Wichtig ist auch die Verteilung der Mikroorganismen, die das organische Material verwerten. Zwar wimmelt es im Boden von Bakterien – ein Gramm Erde enthält rund 40 Millionen Zellen –, jedoch versammeln sich diese normalerweise an bestimmten Hotspots, etwa an Wurzeln. Typischerweise besiedeln sie weniger als ein Prozent des Bodenvolumens. Insbesondere in tiefen Bodenschichten sind sie selten, so dass hier das organische Material überdauern kann.

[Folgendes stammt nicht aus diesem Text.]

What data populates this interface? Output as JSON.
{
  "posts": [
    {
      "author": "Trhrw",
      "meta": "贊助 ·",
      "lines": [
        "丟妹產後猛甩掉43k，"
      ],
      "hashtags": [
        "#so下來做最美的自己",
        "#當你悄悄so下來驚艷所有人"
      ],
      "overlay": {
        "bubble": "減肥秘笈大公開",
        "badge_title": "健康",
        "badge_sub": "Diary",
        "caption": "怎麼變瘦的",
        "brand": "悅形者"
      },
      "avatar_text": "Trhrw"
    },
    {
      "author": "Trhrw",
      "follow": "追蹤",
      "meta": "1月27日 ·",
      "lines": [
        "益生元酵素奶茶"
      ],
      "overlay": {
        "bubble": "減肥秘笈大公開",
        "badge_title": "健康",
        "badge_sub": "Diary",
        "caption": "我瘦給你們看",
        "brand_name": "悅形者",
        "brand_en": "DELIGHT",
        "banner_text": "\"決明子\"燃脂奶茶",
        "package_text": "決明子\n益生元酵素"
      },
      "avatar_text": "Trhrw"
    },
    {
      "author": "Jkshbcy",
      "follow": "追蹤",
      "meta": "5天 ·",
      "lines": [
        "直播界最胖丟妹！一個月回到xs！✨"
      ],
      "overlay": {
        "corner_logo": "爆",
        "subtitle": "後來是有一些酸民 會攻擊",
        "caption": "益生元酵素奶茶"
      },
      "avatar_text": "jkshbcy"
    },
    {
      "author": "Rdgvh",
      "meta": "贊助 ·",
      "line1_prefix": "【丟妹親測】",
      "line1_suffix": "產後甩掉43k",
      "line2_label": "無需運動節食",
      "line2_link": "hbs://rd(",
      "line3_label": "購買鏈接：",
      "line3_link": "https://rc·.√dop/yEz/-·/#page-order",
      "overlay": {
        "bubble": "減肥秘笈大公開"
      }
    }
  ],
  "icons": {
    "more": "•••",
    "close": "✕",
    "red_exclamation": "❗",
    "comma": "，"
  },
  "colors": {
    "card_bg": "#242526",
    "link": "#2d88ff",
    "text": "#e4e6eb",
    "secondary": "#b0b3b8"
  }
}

„Die Beobachtungen zeigen, dass es beim Abbau organischer Verbindungen in erster Linie auf die Wechselwirkungen zwischen den Molekülen und ihrer Umgebung ankommt“, interpretiert Susan Trumbore die Ergebnisse. Die Wissenschaftler plädieren dafür, diese Erkenntnis zukünftig in Klimamodellen stärker zu berücksichtigen. „Bisherige Modelle stützen sich meist nur auf einzelne Faktoren wie die Temperatur“, sagt Susan Trumbore.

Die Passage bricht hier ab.